Шрифт:
Закладка:
…Через два часа привез ее на вокзал, там свершилось чудо: почти сразу удалось сесть в поезд, отходивший в сторону Омска. Там были у него явки, люди, надеялся: ну, не всех же подмела Чека?
В поезде едва не напоролись: попросил бородатого мешочника подвинуться, забывчиво пригласил Тимиреву сесть — приличными словами, как когда-то. Матрос, яростно наяривающий на трехрядке, услышал, перестал играть и уставился, как будто живого Ленина увидел. «Контряк, б… — вылупился, схватил за рукав: — А ну, пойдем… А это кто? Антанта? Я вас, падлов, выведу на чистяк, я работу Чеке найду!» Корочкин разухабисто кивал, что-то мычал — на народном, как ему казалось, языке, наконец, когда уже стало ясно, что на ближайшей остановке придется стрелять и бежать (а как она побежит? В своем-то положении…) — по непостижимому наитию вырвал у склочного матросика гармонь, заиграл «Интернационал» и спел мгновенно сочиненные слова:
Весь мир насилья мы разроем До основанья, а затем — Мы сволочь в землю всю зароем, А кто был всем — сгниёть совсем!Матрос полез целоваться, мир был восстановлен навсегда, обменялись адресами — полоумный служил во Владивостоке. Корочкин дал адрес Мраморного дворца в Петербурге и добавил на прощанье: «Как приедешь — меня спроси — меня вся ячейка знаить: Геннадий, он же Самуил Пнев-Луначарский! Уж и попьем мы с тобой — всласть!» Покосился на Анну Васильевну, она сидела с закрытыми глазами, лицо мокрое от слез, испугался: а вдруг похабное его поведение заставило расплакаться?
Нет, слава Богу… Просто Анна Васильевна видела странный сон: разоренная церковь, разбит алтарь, иконы растоптаны, и покачиваются при входе два венца сверкающих, и они с Александром Васильевичем идут об руку к этим венцам, но гаснут свечи и чей-то печальный голос произносит слова исследования погребения: «Кая житейская радость пребывает печали непричастна; кая ли слава стоит на земли непреложна…»
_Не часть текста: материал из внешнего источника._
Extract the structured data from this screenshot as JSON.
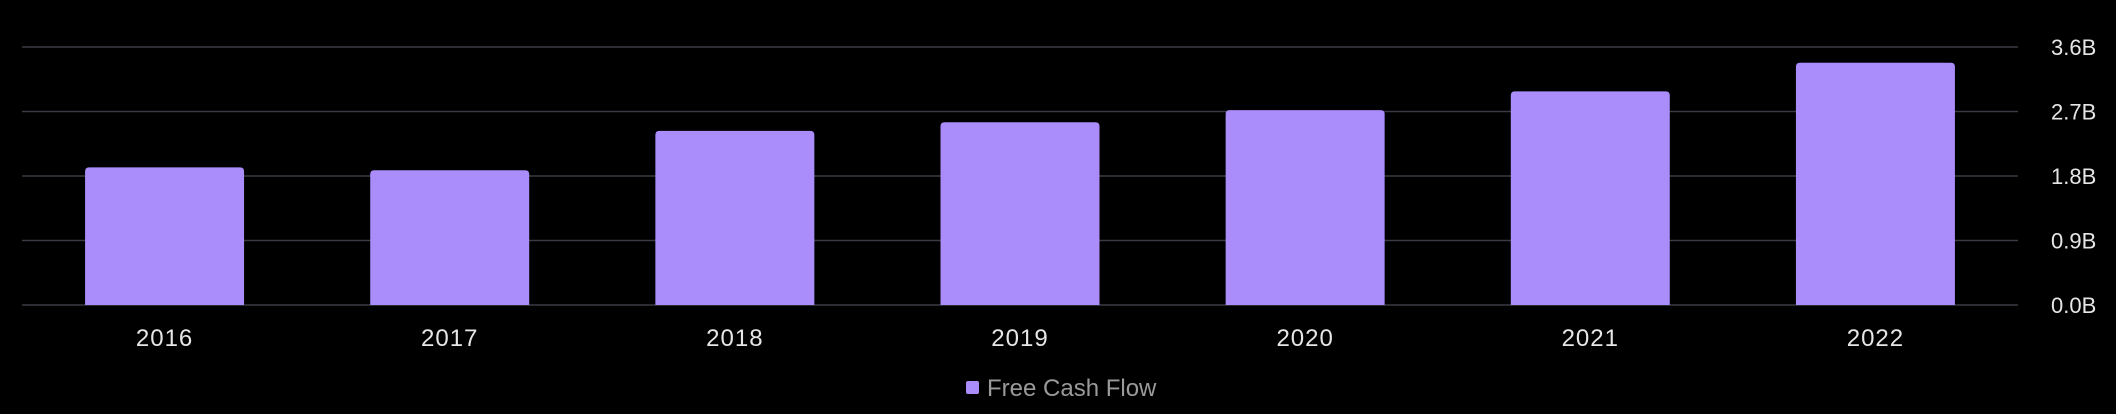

И вот — Омск, проверку на вокзале удалось миновать, затея была рискованная, многие могли бы узнать Анну Васильевну, но Корочкин надеялся на ее новое, совсем неприметное, обличье: помнили даму, а кто это теперь?
Шли пешком, долго, стал вспоминать: отношения с хозяйкой явочной квартиры в свое время выстроились непривычно: когда предложил деньги или продовольствие — ответила: «Не надобно. Большевики — мои враги. Если вернутся — всему конец. Я вам бесплатно помогать стану». Красивая женщина средних лет, муж у нее прежде был мастером на Путиловском, в Петербурге и очень этим гордился. Супруге он подчинялся безоговорочно. Почему они переехали из столицы в Омск — Корочкин тогда выяснять не стал.
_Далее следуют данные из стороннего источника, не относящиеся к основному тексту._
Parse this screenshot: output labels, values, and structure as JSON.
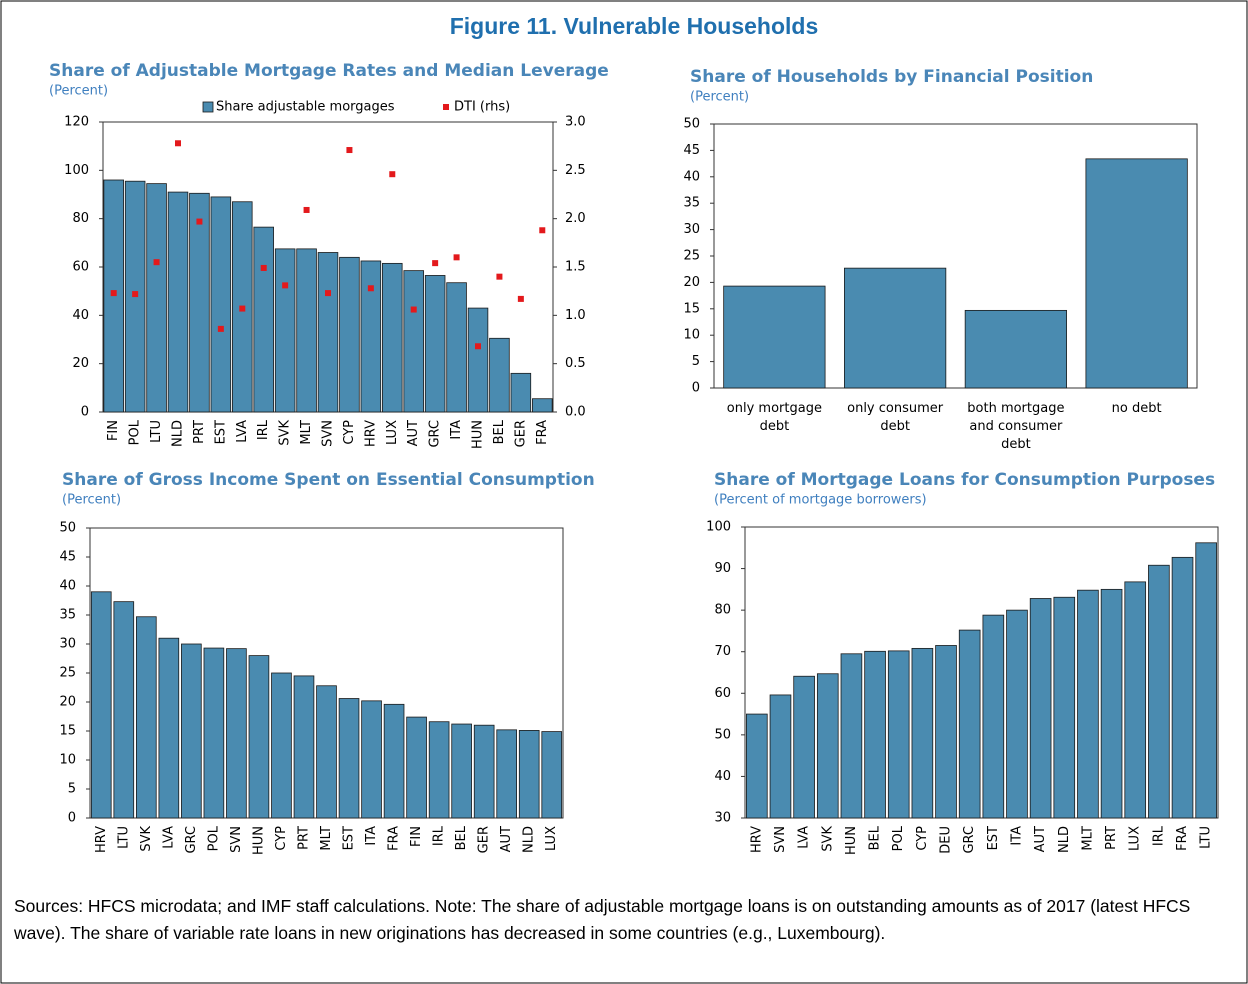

Дом — одноэтажный, длинный, нашел сразу; здесь, на окраине, было, слава Богу, немноголюдно, тихо, никто не заметил, как подошли к дверям и скрылись за ними, Корочкин на всякий случай выглянул: пусто.
— Ну, молитесь, — улыбнулся и постучал. «Входите, не заперто», — послышалось, посмотрел на Тимиреву:
— Это прекрасные люди, — и толкнул створку.
То была комната длинная, со шторами на трех окнах, абажур висел низко над столом, полка с книгами, гардероб — обыкновенная обстановка скорее бедных, нежели богатых горожан. На столе возвышалась в сухарнице гора свежеиспеченных сдобных булочек — Корочкин поймал себя на мысли, что ел такие очень давно, еще до войны, наверное.
За столом, у чайного прибора сидели двое: женщина лет сорока и мужчина в строгом костюме, тщательно выбритый. Увидев Тимиреву, он встал.
— Боже мой… — Женщина сложила руки на груди. — Геннадий Иванович, вы ли это, я не верю своим глазам! — подбежала, обняла, заплакала. — Ничего доброго я вам не скажу. Те люди, с которыми мы работали, — арестованы ГПУ. Все…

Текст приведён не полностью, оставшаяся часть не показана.